This report describes the identification of a transcript that contains a 135-amino-acid open reading frame, ORF-E. The ORF-E transcript is antisense to the LR gene and was consistently expressed during latency. Although we were unable to detect the ORF-E transcript by Northern analysis, the ORF-E transcript was readily detected by RT-PCR with strand-specific primers used to initiate cDNA synthesis. This is similar to the herpes simplex virus type 1 AL gene and the UL43 gene, which were not detected by Northern blotting but were detected by RT-PCR (5
). When ORF-E was fused to GFP, this fusion protein was expressed in the nucleus of transfected neuronal cells.
The herpes simplex virus type 1 AL transcript (antisense to LAT) contains an ORF that is expressed upstream and antisense of herpes simplex virus type 1 LAT (22
). The AL transcript overlaps 198 nucleotides of the LAT promoter and 158 nucleotides of the 5′ end of the primary 8.3-kb LAT transcript. The sequence of the AL ORF is highly conserved among different herpes simplex virus type 1 isolates that have been sequenced, suggesting that this protein is expressed. The finding that sera from infected rabbits recognize peptides from the AL ORF (22
) supports the prediction that this protein is expressed. Although the AL gene and the ORF-E gene occupy similar locations on their respective genomes, there is no obvious amino acid sequence similarity between the putative ORF-E protein and the AL protein (data not shown). Among the BHV-1 isolates that have been sequenced, the ORF-E amino acid sequences are highly conserved. In contrast, an ORF-E gene was not detected at the same location on the BHV-5 genome (9
). Although the genomes of BHV-1 and BHV-5 are very similar, BHV-5 causes severe central nervous disorders in cattle, whereas BHV-1 primarily induces upper respiratory tract disorders and conjunctivitis. The most dramatic difference in the genomes of BHV-1 and BHV-5 was the LR gene locus, including the ORF-E coding sequences. Since it was hypothesized that differences in the biological properties of BHV-1 and BHV-5 are linked to differences in the LR gene locus (9
), it is logical to speculate that ORF-E may contribute to these differences.

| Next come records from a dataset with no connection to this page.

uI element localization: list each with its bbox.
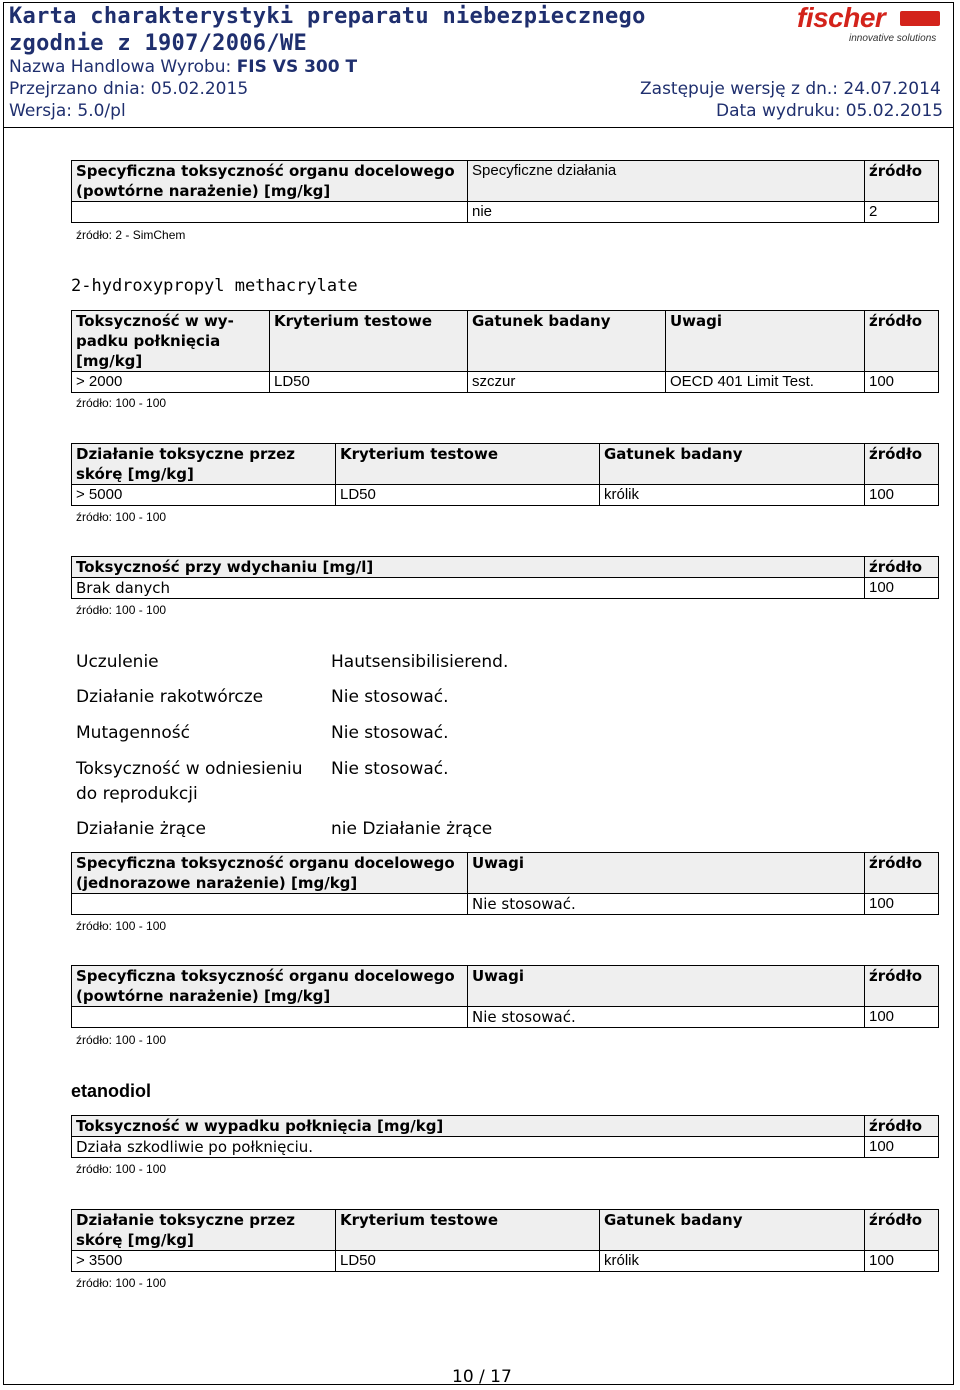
property-key: Działanie rakotwórcze xyxy=(76,687,264,707)
header-cell: Uwagi xyxy=(468,966,865,1007)
property-key: Toksyczność w odniesieniu do reprodukcji xyxy=(76,759,303,804)
print-date: Data wydruku: 05.02.2015 xyxy=(716,101,944,121)
table-cell: szczur xyxy=(468,372,666,393)
header-cell: Gatunek badany xyxy=(600,1210,865,1251)
table-cell xyxy=(72,894,468,915)
trade-name-label: Nazwa Handlowa Wyrobu: xyxy=(9,57,237,77)
table-cell xyxy=(72,202,468,223)
header-divider xyxy=(3,127,954,128)
header-cell: Kryterium testowe xyxy=(336,444,600,485)
table-cell: 100 xyxy=(865,1251,939,1272)
property-key: Działanie żrące xyxy=(76,819,206,839)
source-note: źródło: 2 - SimChem xyxy=(76,228,186,242)
inhalation-toxicity-table xyxy=(71,556,939,599)
header-cell: źródło xyxy=(865,1116,939,1137)
table-cell: LD50 xyxy=(270,372,468,393)
supersedes-date: Zastępuje wersję z dn.: 24.07.2014 xyxy=(640,79,941,99)
fischer-badge-icon xyxy=(900,11,940,26)
table-header-row xyxy=(72,444,939,485)
source-note: źródło: 100 - 100 xyxy=(76,1033,167,1047)
table-header-row xyxy=(72,1210,939,1251)
stot-repeat-top-table xyxy=(71,160,939,223)
table-cell: LD50 xyxy=(336,1251,600,1272)
table-header-row xyxy=(72,161,939,202)
header-cell: źródło xyxy=(865,557,939,578)
document-title: Karta charakterystyki preparatu niebezpiecznego xyxy=(9,4,646,29)
table-cell: 100 xyxy=(865,1007,939,1028)
header-cell: Specyficzna toksyczność organu docelowego (powtórne narażenie) [mg/kg] xyxy=(72,161,468,202)
header-cell: Toksyczność w wypadku połknięcia [mg/kg] xyxy=(72,1116,865,1137)
header-cell: Uwagi xyxy=(666,311,865,372)
table-cell: 100 xyxy=(865,578,939,599)
table-cell: > 3500 xyxy=(72,1251,336,1272)
dermal-toxicity-table-2 xyxy=(71,1209,939,1272)
header-cell: Gatunek badany xyxy=(468,311,666,372)
table-row xyxy=(72,372,939,393)
source-note: źródło: 100 - 100 xyxy=(76,510,167,524)
property-value: Nie stosować. xyxy=(331,723,449,743)
table-row xyxy=(72,894,939,915)
property-value: Nie stosować. xyxy=(331,687,449,707)
substance-name: etanodiol xyxy=(71,1081,151,1101)
table-row xyxy=(72,485,939,506)
table-row xyxy=(72,1251,939,1272)
table-cell: 100 xyxy=(865,372,939,393)
source-note: źródło: 100 - 100 xyxy=(76,396,167,410)
table-header-row xyxy=(72,966,939,1007)
table-cell: królik xyxy=(600,1251,865,1272)
table-cell: LD50 xyxy=(336,485,600,506)
header-cell: Toksyczność przy wdychaniu [mg/l] xyxy=(72,557,865,578)
source-note: źródło: 100 - 100 xyxy=(76,1276,167,1290)
header-cell: źródło xyxy=(865,853,939,894)
table-cell: Brak danych xyxy=(72,578,865,599)
table-cell: 2 xyxy=(865,202,939,223)
header-cell: Kryterium testowe xyxy=(336,1210,600,1251)
fischer-logo: fischer xyxy=(797,2,886,33)
table-row xyxy=(72,1137,939,1158)
table-row xyxy=(72,578,939,599)
header-cell: Toksyczność w wy-padku połknięcia [mg/kg] xyxy=(72,311,270,372)
table-header-row xyxy=(72,311,939,372)
table-cell: królik xyxy=(600,485,865,506)
table-cell: 100 xyxy=(865,1137,939,1158)
table-cell: Działa szkodliwie po połknięciu. xyxy=(72,1137,865,1158)
table-cell xyxy=(72,1007,468,1028)
table-cell: nie xyxy=(468,202,865,223)
header-cell: Specyficzne działania xyxy=(468,161,865,202)
oral-toxicity-table xyxy=(71,310,939,393)
table-cell: OECD 401 Limit Test. xyxy=(666,372,865,393)
property-value: Nie stosować. xyxy=(331,759,449,779)
source-note: źródło: 100 - 100 xyxy=(76,603,167,617)
page-number: 10 / 17 xyxy=(452,1367,512,1387)
trade-name-value: FIS VS 300 T xyxy=(236,57,358,77)
table-header-row xyxy=(72,853,939,894)
table-cell: > 2000 xyxy=(72,372,270,393)
substance-name: 2-hydroxypropyl methacrylate xyxy=(71,276,358,296)
header-cell: Gatunek badany xyxy=(600,444,865,485)
oral-toxicity-table-2 xyxy=(71,1115,939,1158)
property-key: Mutagenność xyxy=(76,723,190,743)
table-header-row xyxy=(72,1116,939,1137)
table-header-row xyxy=(72,557,939,578)
trade-name xyxy=(9,57,357,77)
revised-date: Przejrzano dnia: 05.02.2015 xyxy=(9,79,249,99)
stot-single-table xyxy=(71,852,939,915)
property-value: nie Działanie żrące xyxy=(331,819,493,839)
stot-repeat-table xyxy=(71,965,939,1028)
header-cell: Uwagi xyxy=(468,853,865,894)
version: Wersja: 5.0/pl xyxy=(9,101,126,121)
header-cell: Specyficzna toksyczność organu docelowego (powtórne narażenie) [mg/kg] xyxy=(72,966,468,1007)
table-cell: Nie stosować. xyxy=(468,894,865,915)
table-cell: Nie stosować. xyxy=(468,1007,865,1028)
table-row xyxy=(72,202,939,223)
header-cell: źródło xyxy=(865,966,939,1007)
table-row xyxy=(72,1007,939,1028)
header-cell: źródło xyxy=(865,311,939,372)
logo-tagline: innovative solutions xyxy=(849,33,937,44)
property-key: Uczulenie xyxy=(76,652,159,672)
table-cell: 100 xyxy=(865,485,939,506)
property-value: Hautsensibilisierend. xyxy=(331,652,509,672)
table-cell: 100 xyxy=(865,894,939,915)
source-note: źródło: 100 - 100 xyxy=(76,919,167,933)
header-cell: źródło xyxy=(865,161,939,202)
header-cell: źródło xyxy=(865,444,939,485)
source-note: źródło: 100 - 100 xyxy=(76,1162,167,1176)
header-cell: Działanie toksyczne przez skórę [mg/kg] xyxy=(72,444,336,485)
dermal-toxicity-table xyxy=(71,443,939,506)
table-cell: > 5000 xyxy=(72,485,336,506)
header-cell: źródło xyxy=(865,1210,939,1251)
header-cell: Kryterium testowe xyxy=(270,311,468,372)
header-cell: Działanie toksyczne przez skórę [mg/kg] xyxy=(72,1210,336,1251)
header-cell: Specyficzna toksyczność organu docelowego (jednorazowe narażenie) [mg/kg] xyxy=(72,853,468,894)
regulation-title: zgodnie z 1907/2006/WE xyxy=(9,31,307,56)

The 5′ terminus of the ORF-E transcript was localized to sequences that were adjacent to the 3′ terminus of bICP0 (Fig. ). The putative ATG for ORF-E is more than 200 bp downstream from this region. This result was unexpected because the AT-rich motif that is present within the LR promoter (Fig. ) was downstream of the 5′ terminus of the ORF-E transcript, suggesting that this was the ORF-E promoter. However, our results suggested that ORF-E promoter sequences are located within the bICP0 coding sequences. The finding that more than one 3′ end exists for the ORF-E transcript was also not expected. We suggest that virus-encoded and induced functions and neuron-specific factors regulate the selection of polyadenylation sites. It is also possible that a family of ORF-E transcripts are synthesized, which would have complicated mapping the 5′ and 3′ termini. This possibility is supported by the fact that the LR gene encodes a family of transcripts, some of which are alternatively spliced (10
). Since ORF-E and the LR gene are both consistently expressed during latency, we suggest that these genes regulate each other's expression and/or work in conjunction to promote latency. Studies to address what role the ORF-E gene plays in the latency reactivation cycle of BHV-1 are in progress.
We predict that ORF-E encodes a regulatory protein in neurons because the ORF-E/GFP fusion protein was primarily detected in the nucleus of transfected neuronal cells (Fig. ). The cells transfected with ORF-E/GFP continued to grow (data not shown). In contrast, the LR gene induced cell cycle arrest (25
), and the bICP0 gene is cytotoxic (16
). Although we do not know the function of the ORF-E gene, it seems clear that it has novel functions relative to the LR gene and bICP0. The LR gene has antiapoptotic activity (7
). In contrast, our studies indicate that the ORF-E gene does not protect cells against an apoptotic insult in vitro (data not shown). Sequence analysis of the putative protein encoded by ORF-E suggested that it can be myristoylated, glycosylated, and phosphorylated. Amino acid sequences near the N terminus of ORF-E can be found in other proteins that have anti-inflammatory properties. Infiltration of immune cells into TG plays an active role in maintaining latency (19
), suggesting that the ORF-E protein may dampen the effects of infiltrating immune cells on infected neurons. We recently expressed the ORF-E protein in a baculovirus system, and thus we should be able to generate antibodies that will be useful for detecting ORF-E protein expression after infection.